[置顶] HEVC学习（十七） —— NAL unit 的解码过程之一

下图为官方标准中NAL层的句法元素，且以伪代码的形式给出了解码过程：

在HM中由TAppDecTop::decode()调用byteStreamNALUnit(bytestream, nalUnit, stats)实现如上伪代码：

/**
 * Parse an AVC AnnexB Bytestream bs to extract a single nalUnit
 * while accumulating bytestream statistics into stats.
 *
 * Returns false if EOF was reached (NB, nalunit data may be valid),
 *         otherwise true.
 */
Bool
byteStreamNALUnit(
  InputByteStream& bs,
  vector<uint8_t>& nalUnit,
  AnnexBStats& stats)
{
  Bool eof = false;
  try
  {
    _byteStreamNALUnit(bs, nalUnit, stats); //!< 实际完成NAL解析工作的函数
  }
  catch (...) //!< 捕获所有异常
  {
    eof = true;
  }
  stats.m_numBytesInNALUnit = UInt(nalUnit.size());
  return eof;
}

在分析NAL解析过程之前，先介绍几个会被调用到的子函数，以便更好地理解解析过程。

1. Bool eofBeforeNBytes(UInt n)

如果在读码流的接下来的n字节的过程中遇到了文件结束符，则该函数返回true，否则返回false。

  /**
   * returns true if an EOF will be encountered within the next
   * n bytes.
   */
  Bool eofBeforeNBytes(UInt n)
  {
    assert(n <= 4);
    if (m_NumFutureBytes >= n) //!< m_NumFutureBytes大于等于n只会在该函数被调用2次及2次以上的情况下发生，满足该条件时无须继续读多余的字节，故返回false
      return false;

    n -= m_NumFutureBytes; //!< n先减去m_NumFutureBytes的目的是防止被函数peekBytes调用时再读入接下来的n字节数据
    try
    {
      for (UInt i = 0; i < n; i++)
      {
        m_FutureBytes = (m_FutureBytes << 8) | m_Input.get(); //!< 每次读入一个字节，循环结束后，m_FutureBytes存放的是读入的n个字节的数据
        m_NumFutureBytes++;
      }
    }
    catch (...) //!< 出现异常即读到文件结尾，返回true
    {
      return true;
    }
    return false;
  }

2. uint32_t peekBytes(UInt n)

该函数在不移动文件指针的前提下返回文件中接下来的n字节。
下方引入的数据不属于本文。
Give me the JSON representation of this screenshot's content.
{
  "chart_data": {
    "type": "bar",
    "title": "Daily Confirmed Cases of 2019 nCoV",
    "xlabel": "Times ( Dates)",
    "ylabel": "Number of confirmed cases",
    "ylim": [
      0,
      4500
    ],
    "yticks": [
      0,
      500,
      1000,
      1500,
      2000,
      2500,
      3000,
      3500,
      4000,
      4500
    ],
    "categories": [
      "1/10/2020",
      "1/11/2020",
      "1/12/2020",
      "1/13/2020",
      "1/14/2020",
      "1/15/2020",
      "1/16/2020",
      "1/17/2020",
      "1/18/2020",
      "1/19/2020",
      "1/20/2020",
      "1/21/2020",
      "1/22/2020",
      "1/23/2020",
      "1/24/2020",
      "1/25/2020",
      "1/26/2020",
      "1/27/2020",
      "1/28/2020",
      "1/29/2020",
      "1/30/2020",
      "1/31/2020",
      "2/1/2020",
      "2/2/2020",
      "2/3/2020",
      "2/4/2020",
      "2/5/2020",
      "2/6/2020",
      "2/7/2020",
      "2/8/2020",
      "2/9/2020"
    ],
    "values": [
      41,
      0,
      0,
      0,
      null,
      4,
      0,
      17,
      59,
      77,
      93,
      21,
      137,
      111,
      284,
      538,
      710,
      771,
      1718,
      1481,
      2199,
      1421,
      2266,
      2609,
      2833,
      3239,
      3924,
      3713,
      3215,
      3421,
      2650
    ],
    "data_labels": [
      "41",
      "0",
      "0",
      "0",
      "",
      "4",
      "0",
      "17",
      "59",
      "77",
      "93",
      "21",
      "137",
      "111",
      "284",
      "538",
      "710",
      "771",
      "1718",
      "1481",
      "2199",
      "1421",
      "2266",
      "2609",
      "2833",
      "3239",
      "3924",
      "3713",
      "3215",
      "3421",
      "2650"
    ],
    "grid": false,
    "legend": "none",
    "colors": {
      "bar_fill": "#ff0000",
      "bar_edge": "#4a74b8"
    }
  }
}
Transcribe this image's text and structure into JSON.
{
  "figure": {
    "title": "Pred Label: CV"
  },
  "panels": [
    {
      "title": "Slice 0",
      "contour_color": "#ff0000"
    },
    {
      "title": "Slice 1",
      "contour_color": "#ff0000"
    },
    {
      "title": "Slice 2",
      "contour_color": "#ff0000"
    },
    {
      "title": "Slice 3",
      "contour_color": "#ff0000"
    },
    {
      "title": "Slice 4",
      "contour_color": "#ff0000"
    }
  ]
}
实现的即是伪代码中的next_bits(n)的功能。

  /**
   * return the next n bytes in the stream without advancing
   * the stream pointer.
   *
   * Returns: an unsigned integer representing an n byte bigendian
   * word.
   *
   * If an attempt is made to read past EOF, an n-byte word is
   * returned, but the portion that required input bytes beyond EOF
   * is undefined.
   *
   */
  uint32_t peekBytes(UInt n)
  {
    eofBeforeNBytes(n);
    return m_FutureBytes >> 8*(m_NumFutureBytes - n); //!< 若m_NumFutureBytes=4, n=3，则返回m_FutureBytes左移8位后（即有效数据位为3字节）的数据
  }

3. uint8_t readByte()

该函数读文件的一个字节并返回。

  /**
   * consume and return one byte from the input.
   *
   * If bytestream is already at EOF prior to a call to readByte(),
   * an exception std::ios_base::failure is thrown.
   */
  uint8_t readByte()
  {
    if (!m_NumFutureBytes) //!< m_FutureBytes为NULL，则从文件中读入一个字节并返回
    {
      uint8_t byte = m_Input.get();
      return byte;
    }//! m_FutureBytes非NULL，则从它当中取出一个字节出来
    m_NumFutureBytes--; //!< 计数值减1
    uint8_t wanted_byte = m_FutureBytes >> 8*m_NumFutureBytes; //!< m_FutureBytes为4字节，取出有效数据中的最高字节
    m_FutureBytes &= ~(0xff << 8*m_NumFutureBytes); //!< 对应位置的数据清零
    return wanted_byte;
  }

4. uint32_t readBytes(UInt n)

该函数读文件的n个字节并返回。

  /**
   * consume and return n bytes from the input.  n bytes from
   * bytestream are interpreted as bigendian when assembling
   * the return value.
   */
  uint32_t readBytes(UInt n)
  {
    uint32_t val = 0;
    for (UInt i = 0; i < n; i++)
      val = (val << 8) | readByte(); //!< 每次调用readByte()读入一个字节，通过对val左移8位且与输入值进行或运算实现将n个字节存储到val这个变量中
    return val;
  }